The nursing students were unfamiliar with the expanded military roles, such as corpsman. The members of the National Guard who worked with the students enjoyed having the opportunity to be able to share their experiences with people who were potential future caregivers.
"It was a great experience for everyone," Latham said.
Students also had an opportunity to hear directly from members of the Iowa National Guard about the real-world impact of post-traumatic stress syndrome (PTSD), a topic often removed from public consciousness beyond television and popular media depictions.
"I think students were surprised by how vulnerable and open they were in discussing their personal experiences and the impact of PTSD on their lives and that of their family members," Latham said.
Students then learned about the role of the Iowa National Guard in preparing for and providing service during public health events, including the VA's "Fourth Mission," which is to provide local, state, and national support during events such as the pandemic.
"Everybody was trying to figure out how to function in this new normal, but for the military, being prepared for the unexpected is a requirement, making them an excellent resource, especially with the pandemic," Latham said.
Later in the semester, the partnership with ICVAHCS allowed students to experience multiple services provided by the Iowa City VA. Services included telehealth, women's health, suicide prevention, transplant, mental health, homeless services, diabetes care, and primary care, which are crucial to enhancing understanding of local resources available to veterans.
"It was like the Wizard of Oz pulling back the curtain," Latham said. "The VA is right here, and nobody seems to notice unless they come through the doors because they are getting care."
Many veterans do not enroll in VA services, despite being eligible due to stigma or a belief that the healthcare is for those more in need than they are.
Latham was inspired to advance veterans' access to healthcare through the experience of her father-in-law, an advocate for other veterans despite hesitating to access services as a veteran himself.
"At the end of his life, there were so many resources and things that he should have or could have had available to him if he had taken action and registered with the VA," Latham said. "Instead, he didn't, and then we ran behind the train, trying to play catch up, and this ultimately affected his quality of life, which would have been so much better if he had not waited."
IMPACTING IOWA COMMUNITIES
Following the community-engaged practicum, some students considered career paths supporting military families, veteran communities, and the armed forces.
"They talked about recognizing the importance of bringing veterans' health awareness out into their community wherever they were going to work," Latham said. "One student said it was an essential connection because she never thought about veteran impact in obstetrics and delivery or that she should be assessing veterans' status.

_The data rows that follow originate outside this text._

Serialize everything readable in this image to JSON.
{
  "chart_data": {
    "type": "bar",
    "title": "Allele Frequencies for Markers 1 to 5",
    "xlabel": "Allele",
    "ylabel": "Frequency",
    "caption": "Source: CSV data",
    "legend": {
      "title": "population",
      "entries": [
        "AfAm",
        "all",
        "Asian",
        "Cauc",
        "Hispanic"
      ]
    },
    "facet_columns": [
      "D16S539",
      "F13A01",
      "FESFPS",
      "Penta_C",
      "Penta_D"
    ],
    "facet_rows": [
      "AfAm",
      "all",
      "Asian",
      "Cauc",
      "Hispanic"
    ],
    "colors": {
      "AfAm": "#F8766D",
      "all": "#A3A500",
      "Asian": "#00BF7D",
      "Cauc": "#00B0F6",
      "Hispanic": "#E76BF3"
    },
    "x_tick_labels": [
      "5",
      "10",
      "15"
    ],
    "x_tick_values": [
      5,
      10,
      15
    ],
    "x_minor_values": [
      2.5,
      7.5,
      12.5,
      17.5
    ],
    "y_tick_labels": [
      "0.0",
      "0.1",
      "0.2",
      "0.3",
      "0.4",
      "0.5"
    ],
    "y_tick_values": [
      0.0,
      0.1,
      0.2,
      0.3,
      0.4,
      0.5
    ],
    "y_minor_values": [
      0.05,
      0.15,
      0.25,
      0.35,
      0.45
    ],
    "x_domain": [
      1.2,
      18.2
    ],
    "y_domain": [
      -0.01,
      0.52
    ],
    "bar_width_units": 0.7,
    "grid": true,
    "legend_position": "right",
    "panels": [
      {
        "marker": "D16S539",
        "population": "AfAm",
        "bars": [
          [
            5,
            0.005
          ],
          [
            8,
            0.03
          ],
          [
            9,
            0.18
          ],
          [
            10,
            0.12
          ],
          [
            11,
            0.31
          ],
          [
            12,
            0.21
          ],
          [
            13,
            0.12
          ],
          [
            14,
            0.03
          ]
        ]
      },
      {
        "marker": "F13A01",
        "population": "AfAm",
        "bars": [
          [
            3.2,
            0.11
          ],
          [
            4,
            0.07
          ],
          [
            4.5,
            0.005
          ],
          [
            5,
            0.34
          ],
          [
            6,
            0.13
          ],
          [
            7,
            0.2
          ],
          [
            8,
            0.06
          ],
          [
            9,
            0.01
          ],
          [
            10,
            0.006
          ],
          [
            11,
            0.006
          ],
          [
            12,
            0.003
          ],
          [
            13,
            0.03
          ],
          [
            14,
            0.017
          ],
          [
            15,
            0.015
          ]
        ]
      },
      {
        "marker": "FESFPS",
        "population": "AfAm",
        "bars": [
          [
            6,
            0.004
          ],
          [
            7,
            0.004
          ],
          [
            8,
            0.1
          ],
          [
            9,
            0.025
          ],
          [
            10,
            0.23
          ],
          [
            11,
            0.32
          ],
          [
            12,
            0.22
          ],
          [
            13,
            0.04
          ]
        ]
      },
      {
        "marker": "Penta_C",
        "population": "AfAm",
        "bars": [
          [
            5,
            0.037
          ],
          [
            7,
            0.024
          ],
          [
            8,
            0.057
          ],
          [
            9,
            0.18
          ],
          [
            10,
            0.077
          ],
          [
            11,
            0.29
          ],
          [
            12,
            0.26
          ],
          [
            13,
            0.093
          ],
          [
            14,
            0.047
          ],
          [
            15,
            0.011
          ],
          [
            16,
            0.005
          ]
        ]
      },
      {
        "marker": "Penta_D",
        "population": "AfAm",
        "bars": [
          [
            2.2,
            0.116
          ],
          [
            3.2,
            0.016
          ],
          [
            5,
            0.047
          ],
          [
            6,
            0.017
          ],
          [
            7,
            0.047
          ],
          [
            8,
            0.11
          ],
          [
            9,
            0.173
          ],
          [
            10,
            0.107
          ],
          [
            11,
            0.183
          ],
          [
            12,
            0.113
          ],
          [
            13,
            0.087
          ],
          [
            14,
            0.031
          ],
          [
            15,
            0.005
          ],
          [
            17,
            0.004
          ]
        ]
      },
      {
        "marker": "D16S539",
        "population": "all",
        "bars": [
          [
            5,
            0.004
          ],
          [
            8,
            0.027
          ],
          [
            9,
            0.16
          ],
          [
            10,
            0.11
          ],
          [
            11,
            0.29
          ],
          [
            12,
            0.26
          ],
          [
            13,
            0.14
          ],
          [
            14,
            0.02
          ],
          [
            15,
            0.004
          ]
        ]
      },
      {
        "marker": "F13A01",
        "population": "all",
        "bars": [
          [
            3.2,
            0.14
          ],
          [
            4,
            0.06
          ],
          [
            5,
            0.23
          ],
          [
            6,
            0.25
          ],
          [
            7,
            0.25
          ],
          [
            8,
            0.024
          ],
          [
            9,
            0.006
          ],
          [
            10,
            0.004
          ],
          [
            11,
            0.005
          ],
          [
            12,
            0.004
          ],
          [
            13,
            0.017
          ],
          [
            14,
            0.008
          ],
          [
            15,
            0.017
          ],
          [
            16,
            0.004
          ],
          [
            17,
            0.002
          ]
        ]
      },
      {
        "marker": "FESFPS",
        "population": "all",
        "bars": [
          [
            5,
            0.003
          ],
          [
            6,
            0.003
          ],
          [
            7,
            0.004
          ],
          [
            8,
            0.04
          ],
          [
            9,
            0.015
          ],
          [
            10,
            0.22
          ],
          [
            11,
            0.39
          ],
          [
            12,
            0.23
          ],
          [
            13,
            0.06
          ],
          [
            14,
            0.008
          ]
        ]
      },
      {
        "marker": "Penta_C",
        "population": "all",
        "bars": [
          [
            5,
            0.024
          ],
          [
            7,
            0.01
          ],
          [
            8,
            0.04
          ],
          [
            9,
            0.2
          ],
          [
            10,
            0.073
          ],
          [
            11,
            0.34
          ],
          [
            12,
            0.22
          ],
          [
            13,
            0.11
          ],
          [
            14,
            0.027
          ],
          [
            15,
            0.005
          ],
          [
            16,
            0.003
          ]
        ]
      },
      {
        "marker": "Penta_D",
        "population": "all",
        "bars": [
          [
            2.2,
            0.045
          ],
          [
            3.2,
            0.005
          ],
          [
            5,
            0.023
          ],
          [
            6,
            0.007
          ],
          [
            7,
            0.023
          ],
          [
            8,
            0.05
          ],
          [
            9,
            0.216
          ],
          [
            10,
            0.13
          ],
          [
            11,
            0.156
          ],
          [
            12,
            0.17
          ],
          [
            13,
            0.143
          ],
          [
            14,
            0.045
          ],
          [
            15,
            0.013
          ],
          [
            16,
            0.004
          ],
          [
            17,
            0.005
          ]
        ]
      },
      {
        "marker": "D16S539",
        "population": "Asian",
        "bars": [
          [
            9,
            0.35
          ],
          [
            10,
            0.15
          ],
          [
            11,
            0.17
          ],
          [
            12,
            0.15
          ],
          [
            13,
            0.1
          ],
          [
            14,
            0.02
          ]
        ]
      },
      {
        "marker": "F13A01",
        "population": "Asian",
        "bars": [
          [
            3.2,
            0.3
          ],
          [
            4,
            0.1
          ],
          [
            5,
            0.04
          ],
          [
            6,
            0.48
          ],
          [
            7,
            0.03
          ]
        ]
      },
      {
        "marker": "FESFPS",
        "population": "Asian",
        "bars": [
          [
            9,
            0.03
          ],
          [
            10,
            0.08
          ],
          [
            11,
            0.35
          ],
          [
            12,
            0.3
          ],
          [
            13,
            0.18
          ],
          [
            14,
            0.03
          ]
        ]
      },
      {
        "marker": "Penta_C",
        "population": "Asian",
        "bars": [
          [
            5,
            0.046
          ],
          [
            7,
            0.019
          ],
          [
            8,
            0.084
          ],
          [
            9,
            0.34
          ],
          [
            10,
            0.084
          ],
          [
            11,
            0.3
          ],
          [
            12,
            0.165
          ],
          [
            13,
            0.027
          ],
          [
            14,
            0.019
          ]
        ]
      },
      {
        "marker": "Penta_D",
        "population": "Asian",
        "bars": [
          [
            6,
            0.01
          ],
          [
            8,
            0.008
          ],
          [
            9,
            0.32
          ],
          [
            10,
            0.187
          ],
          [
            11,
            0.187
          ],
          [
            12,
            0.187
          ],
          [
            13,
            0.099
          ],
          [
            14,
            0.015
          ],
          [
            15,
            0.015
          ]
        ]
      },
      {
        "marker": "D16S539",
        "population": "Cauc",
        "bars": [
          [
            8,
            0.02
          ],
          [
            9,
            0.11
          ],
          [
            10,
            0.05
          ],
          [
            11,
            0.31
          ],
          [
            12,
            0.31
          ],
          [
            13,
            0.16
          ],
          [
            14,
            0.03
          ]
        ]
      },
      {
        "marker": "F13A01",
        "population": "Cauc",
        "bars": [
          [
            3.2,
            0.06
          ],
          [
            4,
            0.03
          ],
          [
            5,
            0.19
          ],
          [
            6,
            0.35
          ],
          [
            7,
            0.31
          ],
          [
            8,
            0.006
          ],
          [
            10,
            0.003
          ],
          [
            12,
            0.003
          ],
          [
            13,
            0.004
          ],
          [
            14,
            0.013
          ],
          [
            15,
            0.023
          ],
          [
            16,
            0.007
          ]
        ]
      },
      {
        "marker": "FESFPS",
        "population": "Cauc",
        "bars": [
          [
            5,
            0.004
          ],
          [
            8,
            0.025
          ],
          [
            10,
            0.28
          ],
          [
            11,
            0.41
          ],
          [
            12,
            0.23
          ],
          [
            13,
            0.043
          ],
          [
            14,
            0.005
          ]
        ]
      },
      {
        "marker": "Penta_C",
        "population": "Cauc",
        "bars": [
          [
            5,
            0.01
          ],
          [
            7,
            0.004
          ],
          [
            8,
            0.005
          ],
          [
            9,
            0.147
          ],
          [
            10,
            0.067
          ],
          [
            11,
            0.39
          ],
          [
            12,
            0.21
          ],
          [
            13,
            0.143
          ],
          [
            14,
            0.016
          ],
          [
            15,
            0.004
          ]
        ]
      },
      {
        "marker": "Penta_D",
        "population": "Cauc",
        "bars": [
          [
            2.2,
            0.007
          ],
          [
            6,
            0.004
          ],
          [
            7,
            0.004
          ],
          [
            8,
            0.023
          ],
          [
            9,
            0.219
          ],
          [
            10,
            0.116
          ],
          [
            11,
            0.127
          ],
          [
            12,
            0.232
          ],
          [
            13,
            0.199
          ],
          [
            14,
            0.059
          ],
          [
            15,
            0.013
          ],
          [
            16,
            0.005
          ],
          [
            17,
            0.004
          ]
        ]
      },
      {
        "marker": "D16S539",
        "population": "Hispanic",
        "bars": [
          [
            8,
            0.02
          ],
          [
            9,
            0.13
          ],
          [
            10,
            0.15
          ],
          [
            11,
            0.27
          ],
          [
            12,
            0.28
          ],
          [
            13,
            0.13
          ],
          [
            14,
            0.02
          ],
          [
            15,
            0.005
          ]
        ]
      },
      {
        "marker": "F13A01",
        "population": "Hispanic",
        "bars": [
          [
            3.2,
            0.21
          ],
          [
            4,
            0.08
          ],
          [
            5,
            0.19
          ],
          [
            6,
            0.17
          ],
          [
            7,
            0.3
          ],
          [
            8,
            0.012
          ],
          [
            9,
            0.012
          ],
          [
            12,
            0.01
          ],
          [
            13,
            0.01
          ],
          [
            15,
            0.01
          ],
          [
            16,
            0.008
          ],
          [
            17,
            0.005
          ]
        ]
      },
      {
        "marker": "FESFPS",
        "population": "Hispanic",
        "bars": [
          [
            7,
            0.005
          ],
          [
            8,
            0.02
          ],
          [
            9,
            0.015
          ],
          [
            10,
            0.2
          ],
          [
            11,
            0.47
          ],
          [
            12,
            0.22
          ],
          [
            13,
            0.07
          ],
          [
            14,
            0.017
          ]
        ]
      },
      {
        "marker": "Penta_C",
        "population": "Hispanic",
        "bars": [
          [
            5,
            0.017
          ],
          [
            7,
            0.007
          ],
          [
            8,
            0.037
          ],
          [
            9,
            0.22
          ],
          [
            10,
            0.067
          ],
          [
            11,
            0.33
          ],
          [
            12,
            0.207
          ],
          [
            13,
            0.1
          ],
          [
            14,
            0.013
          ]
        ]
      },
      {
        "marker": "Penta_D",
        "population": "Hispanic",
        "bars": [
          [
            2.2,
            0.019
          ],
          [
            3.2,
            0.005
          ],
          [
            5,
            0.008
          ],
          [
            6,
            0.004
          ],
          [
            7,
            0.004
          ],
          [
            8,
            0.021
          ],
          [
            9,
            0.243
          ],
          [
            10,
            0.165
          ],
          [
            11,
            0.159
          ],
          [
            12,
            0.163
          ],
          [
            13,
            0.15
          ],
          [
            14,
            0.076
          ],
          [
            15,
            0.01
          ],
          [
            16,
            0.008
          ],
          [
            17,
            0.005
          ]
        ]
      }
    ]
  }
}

Understanding how PTSD can affect a new mother or father and knowing that resources are out there is critical."
Latham recommends faculty across disciplines incorporate community engagement into their classrooms while taking advantage of University of Iowa resources and the ability to impact communities through outside partnerships.
"The opportunities we get through strengthening those relationships with our community partners benefit everyone," Latham said. "It helps students and the University of Iowa, benefits our partners while also addressing funding issues, research needs, and all those different things that, if we are not out there engaging with our community partners, we may not know."